Are you looking to buy a house, but the thought of saving a huge amount of money for a down payment sounds like an insurmountable challenge? It doesn’t have to be that way.
For starters, you don’t have to lay out as much money as you may think to get into a home. Depending on the loan types you qualify for, you could buy a home with as little as between 3% and 5% down for a primary property.
Secondly, just because you’re saving for a down payment doesn’t mean you have to subsist on a diet of ramen noodles and PB&J. Working in pursuit of any goal does involve sacrifices, but they don’t need to be painful.
We’ll go over some strategies to help you save so you can buy that house without giving up all of your creature comforts in order to do it.
Make It Automatic
One of the hardest things to do when starting to save toward any goal is to make it a habit. Ideally, there would be a mechanism allowing you to save without having to think about it. Luckily, this isn’t a pipe dream anymore.
At the most basic level, our friends at BoostUp offer a savings account service. What makes this different is the automatic nature of the transfers. Let’s say you had a goal of saving $50 per workweek toward your down payment. You can set it up so that $50 is deposited from your bank account into your savings account every five days. At the end of the year, you would have $2,600 in your account.
If you want to take your saving to the next level, you can turn on the RoundUps feature. Let’s say you buy a pizza with a connected credit card and the total comes to $10.60 with tax. The service will round up to the nearest dollar. You probably won’t miss that $0.40 and you’ll be saving faster.
Finally, certain partners will match your funds up to a certain amount. For example, when your savings reach $750, Quicken Loans offers a $750 lender credit if you close your mortgage with them.
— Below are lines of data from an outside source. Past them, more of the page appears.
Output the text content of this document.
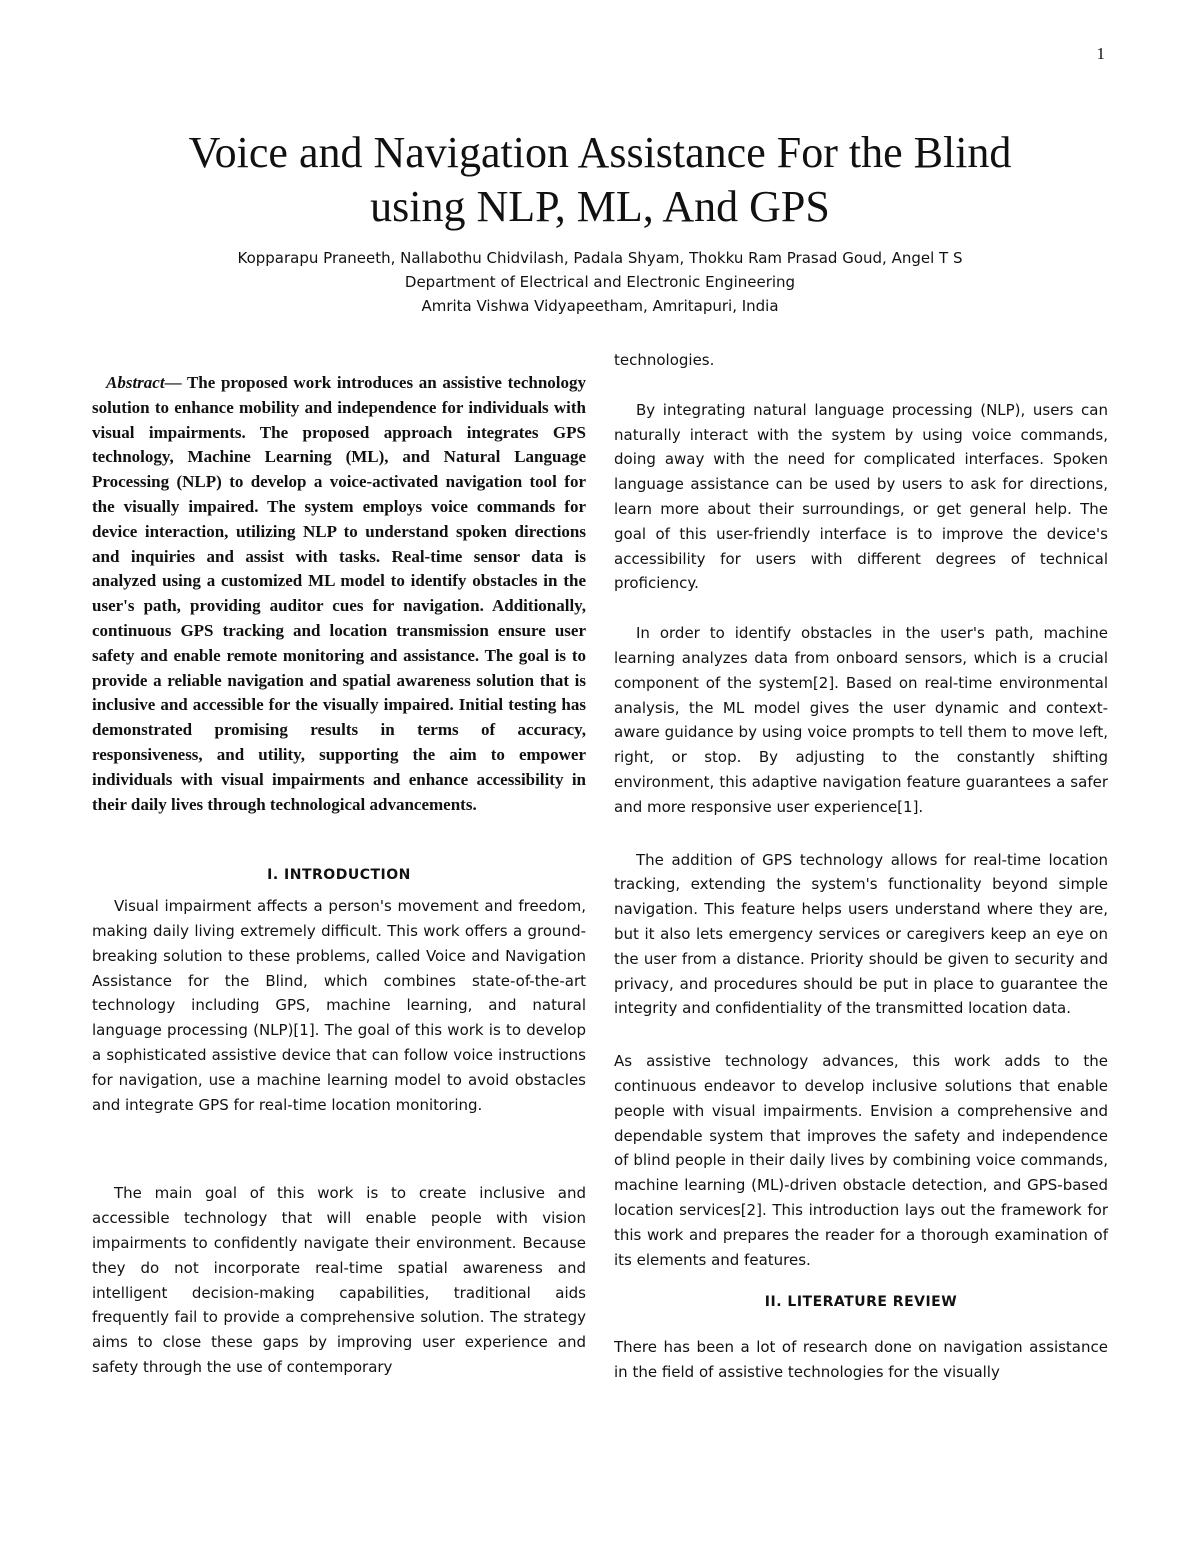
1
Voice and Navigation Assistance For the Blind
using NLP, ML, And GPS
Kopparapu Praneeth, Nallabothu Chidvilash, Padala Shyam, Thokku Ram Prasad Goud, Angel T S
Department of Electrical and Electronic Engineering
Amrita Vishwa Vidyapeetham, Amritapuri, India

Abstract— The proposed work introduces an assistive technology solution to enhance mobility and independence for individuals with visual impairments. The proposed approach integrates GPS technology, Machine Learning (ML), and Natural Language Processing (NLP) to develop a voice-activated navigation tool for the visually impaired. The system employs voice commands for device interaction, utilizing NLP to understand spoken directions and inquiries and assist with tasks. Real-time sensor data is analyzed using a customized ML model to identify obstacles in the user's path, providing auditor cues for navigation. Additionally, continuous GPS tracking and location transmission ensure user safety and enable remote monitoring and assistance. The goal is to provide a reliable navigation and spatial awareness solution that is inclusive and accessible for the visually impaired. Initial testing has demonstrated promising results in terms of accuracy, responsiveness, and utility, supporting the aim to empower individuals with visual impairments and enhance accessibility in their daily lives through technological advancements.

I. INTRODUCTION

Visual impairment affects a person's movement and freedom, making daily living extremely difficult. This work offers a ground-breaking solution to these problems, called Voice and Navigation Assistance for the Blind, which combines state-of-the-art technology including GPS, machine learning, and natural language processing (NLP)[1]. The goal of this work is to develop a sophisticated assistive device that can follow voice instructions for navigation, use a machine learning model to avoid obstacles and integrate GPS for real-time location monitoring.

The main goal of this work is to create inclusive and accessible technology that will enable people with vision impairments to confidently navigate their environment. Because they do not incorporate real-time spatial awareness and intelligent decision-making capabilities, traditional aids frequently fail to provide a comprehensive solution. The strategy aims to close these gaps by improving user experience and safety through the use of contemporary

technologies.

By integrating natural language processing (NLP), users can naturally interact with the system by using voice commands, doing away with the need for complicated interfaces. Spoken language assistance can be used by users to ask for directions, learn more about their surroundings, or get general help. The goal of this user-friendly interface is to improve the device's accessibility for users with different degrees of technical proficiency.

In order to identify obstacles in the user's path, machine learning analyzes data from onboard sensors, which is a crucial component of the system[2]. Based on real-time environmental analysis, the ML model gives the user dynamic and context-aware guidance by using voice prompts to tell them to move left, right, or stop. By adjusting to the constantly shifting environment, this adaptive navigation feature guarantees a safer and more responsive user experience[1].

The addition of GPS technology allows for real-time location tracking, extending the system's functionality beyond simple navigation. This feature helps users understand where they are, but it also lets emergency services or caregivers keep an eye on the user from a distance. Priority should be given to security and privacy, and procedures should be put in place to guarantee the integrity and confidentiality of the transmitted location data.

As assistive technology advances, this work adds to the continuous endeavor to develop inclusive solutions that enable people with visual impairments. Envision a comprehensive and dependable system that improves the safety and independence of blind people in their daily lives by combining voice commands, machine learning (ML)-driven obstacle detection, and GPS-based location services[2]. This introduction lays out the framework for this work and prepares the reader for a thorough examination of its elements and features.

II. LITERATURE REVIEW

There has been a lot of research done on navigation assistance in the field of assistive technologies for the visually
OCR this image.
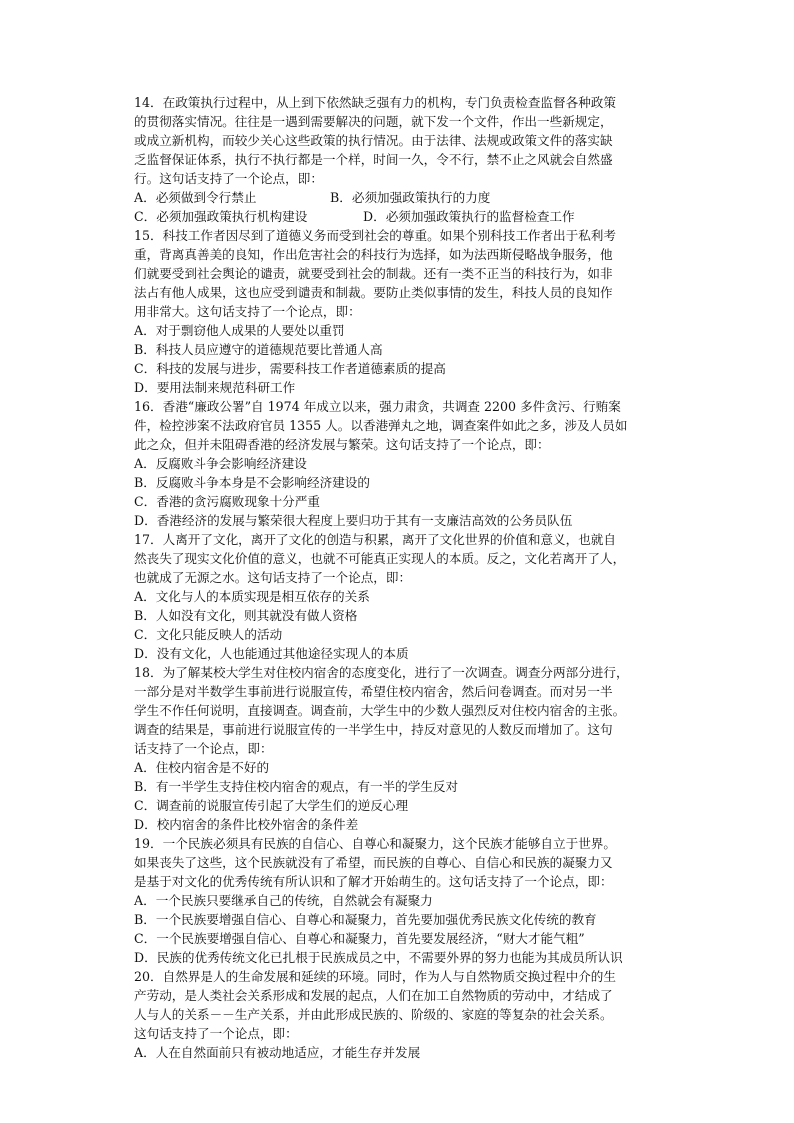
14．在政策执行过程中，从上到下依然缺乏强有力的机构，专门负责检查监督各种政策
的贯彻落实情况。往往是一遇到需要解决的问题，就下发一个文件，作出一些新规定，
或成立新机构，而较少关心这些政策的执行情况。由于法律、法规或政策文件的落实缺
乏监督保证体系，执行不执行都是一个样，时间一久，令不行，禁不止之风就会自然盛
行。这句话支持了一个论点，即：
A．必须做到令行禁止	B．必须加强政策执行的力度
C．必须加强政策执行机构建设	D．必须加强政策执行的监督检查工作
15．科技工作者因尽到了道德义务而受到社会的尊重。如果个别科技工作者出于私利考
重，背离真善美的良知，作出危害社会的科技行为选择，如为法西斯侵略战争服务，他
们就要受到社会舆论的谴责，就要受到社会的制裁。还有一类不正当的科技行为，如非
法占有他人成果，这也应受到谴责和制裁。要防止类似事情的发生，科技人员的良知作
用非常大。这句话支持了一个论点，即：
A．对于剽窃他人成果的人要处以重罚
B．科技人员应遵守的道德规范要比普通人高
C．科技的发展与进步，需要科技工作者道德素质的提高
D．要用法制来规范科研工作
16．香港“廉政公署”自 1974 年成立以来，强力肃贪，共调查 2200 多件贪污、行贿案
件，检控涉案不法政府官员 1355 人。以香港弹丸之地，调查案件如此之多，涉及人员如
此之众，但并未阻碍香港的经济发展与繁荣。这句话支持了一个论点，即：
A．反腐败斗争会影响经济建设
B．反腐败斗争本身是不会影响经济建设的
C．香港的贪污腐败现象十分严重
D．香港经济的发展与繁荣很大程度上要归功于其有一支廉洁高效的公务员队伍
17．人离开了文化，离开了文化的创造与积累，离开了文化世界的价值和意义，也就自
然丧失了现实文化价值的意义，也就不可能真正实现人的本质。反之，文化若离开了人，
也就成了无源之水。这句话支持了一个论点，即：
A．文化与人的本质实现是相互依存的关系
B．人如没有文化，则其就没有做人资格
C．文化只能反映人的活动
D．没有文化，人也能通过其他途径实现人的本质
18．为了解某校大学生对住校内宿舍的态度变化，进行了一次调查。调查分两部分进行，
一部分是对半数学生事前进行说服宣传，希望住校内宿舍，然后问卷调查。而对另一半
学生不作任何说明，直接调查。调查前，大学生中的少数人强烈反对住校内宿舍的主张。
调查的结果是，事前进行说服宣传的一半学生中，持反对意见的人数反而增加了。这句
话支持了一个论点，即：
A．住校内宿舍是不好的
B．有一半学生支持住校内宿舍的观点，有一半的学生反对
C．调查前的说服宣传引起了大学生们的逆反心理
D．校内宿舍的条件比校外宿舍的条件差
19．一个民族必须具有民族的自信心、自尊心和凝聚力，这个民族才能够自立于世界。
如果丧失了这些，这个民族就没有了希望，而民族的自尊心、自信心和民族的凝聚力又
是基于对文化的优秀传统有所认识和了解才开始萌生的。这句话支持了一个论点，即：
A．一个民族只要继承自己的传统，自然就会有凝聚力
B．一个民族要增强自信心、自尊心和凝聚力，首先要加强优秀民族文化传统的教育
C．一个民族要增强自信心、自尊心和凝聚力，首先要发展经济，“财大才能气粗”
D．民族的优秀传统文化已扎根于民族成员之中，不需要外界的努力也能为其成员所认识
20．自然界是人的生命发展和延续的环境。同时，作为人与自然物质交换过程中介的生
产劳动，是人类社会关系形成和发展的起点，人们在加工自然物质的劳动中，才结成了
人与人的关系－－生产关系，并由此形成民族的、阶级的、家庭的等复杂的社会关系。
这句话支持了一个论点，即：
A．人在自然面前只有被动地适应，才能生存并发展
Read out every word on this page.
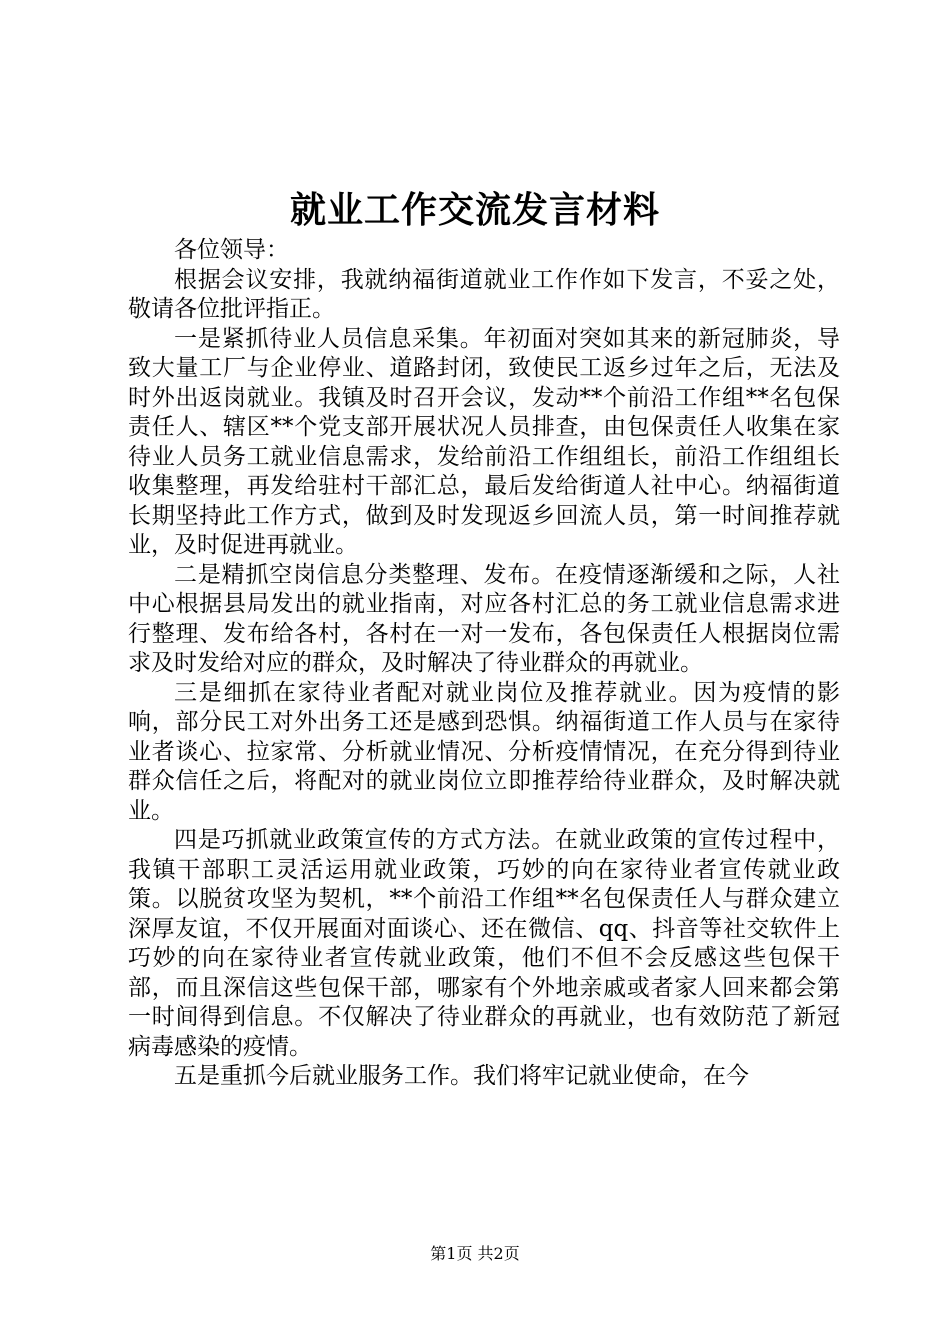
就业工作交流发言材料

各位领导：

根据会议安排，我就纳福街道就业工作作如下发言，不妥之处，敬请各位批评指正。

一是紧抓待业人员信息采集。年初面对突如其来的新冠肺炎，导致大量工厂与企业停业、道路封闭，致使民工返乡过年之后，无法及时外出返岗就业。我镇及时召开会议，发动**个前沿工作组**名包保责任人、辖区**个党支部开展状况人员排查，由包保责任人收集在家待业人员务工就业信息需求，发给前沿工作组组长，前沿工作组组长收集整理，再发给驻村干部汇总，最后发给街道人社中心。纳福街道长期坚持此工作方式，做到及时发现返乡回流人员，第一时间推荐就业，及时促进再就业。

二是精抓空岗信息分类整理、发布。在疫情逐渐缓和之际，人社中心根据县局发出的就业指南，对应各村汇总的务工就业信息需求进行整理、发布给各村，各村在一对一发布，各包保责任人根据岗位需求及时发给对应的群众，及时解决了待业群众的再就业。

三是细抓在家待业者配对就业岗位及推荐就业。因为疫情的影响，部分民工对外出务工还是感到恐惧。纳福街道工作人员与在家待业者谈心、拉家常、分析就业情况、分析疫情情况，在充分得到待业群众信任之后，将配对的就业岗位立即推荐给待业群众，及时解决就业。

四是巧抓就业政策宣传的方式方法。在就业政策的宣传过程中，我镇干部职工灵活运用就业政策，巧妙的向在家待业者宣传就业政策。以脱贫攻坚为契机，**个前沿工作组**名包保责任人与群众建立深厚友谊，不仅开展面对面谈心、还在微信、qq、抖音等社交软件上巧妙的向在家待业者宣传就业政策，他们不但不会反感这些包保干部，而且深信这些包保干部，哪家有个外地亲戚或者家人回来都会第一时间得到信息。不仅解决了待业群众的再就业，也有效防范了新冠病毒感染的疫情。

五是重抓今后就业服务工作。我们将牢记就业使命，在今

第1页 共2页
This can be used toward your closing costs.
Cancel Unused Subscriptions
There’s at least one magazine I subscribe to that I don’t read regularly. I can say the same about a monthly charge for unlimited access to digital comic books and a service dedicated to relaxation and guided meditation.
It’s not that the amounts being charged are egregious – far from it. But it all begins to add up after a while. If you’re not using it, you won’t miss it when you cut it from your budget.
Consider Ditching Cable
At my house, our cable package has over 400 channels. I think I regularly watch about 10 of them. Of those, I could watch five of them for free with a digital tuner.
Our cable bill is right around $200, and it’s not by any means the most deluxe package. For the sake of argument, let’s say you could ditch cable and get fast enough high-speed internet access for $60 per month.
The most expensive Netflix plan is currently right around $15. Many of us already pay $99 per year to Amazon for two-day Prime shipping. What people often forget is that Prime also gives you access to a vast library of free videos, movies and TV shows.
You can subscribe to many premium channels on an individual basis through Prime. HBO also has its own offering independent of cable for $15 per month.
The one area where the decision to cut the cord becomes a bit harder is if you’re a big-time sports fan. All the major sports leagues offer a service where you can see every game from around the league. Unfortunately, if you pay for more than one of these services, your monthly entertainment bill could be just as high, if not higher than when you had cable.
Bring a Lunch
Do you get your lunch out or at the office cafeteria every day? It’s understandable – the food is good and you save time in the morning. However, when you’re trying to save money, every cent starts to count.
Let’s say it costs $10 to buy lunch in the cafeteria. Let’s imagine you could cut that cost in half by packing your lunch. If you bring your lunch three days a week, that’s $15 back in your pocket every week.
Much of the time, you might get enough for two meals if you have lunch at a restaurant or cafeteria. If you buy one day and eat the leftovers the next day, you’re in effect saving yourself an extra $10, bringing your overall savings to $25 per week. Over the course of a year, that adds up to $1,300 – not an insignificant chunk of change! At the same time, you still get to splurge once in a while.
Hopefully, this post has given you a few ideas to help save for a down payment without giving up all the little things that make your day more enjoyable.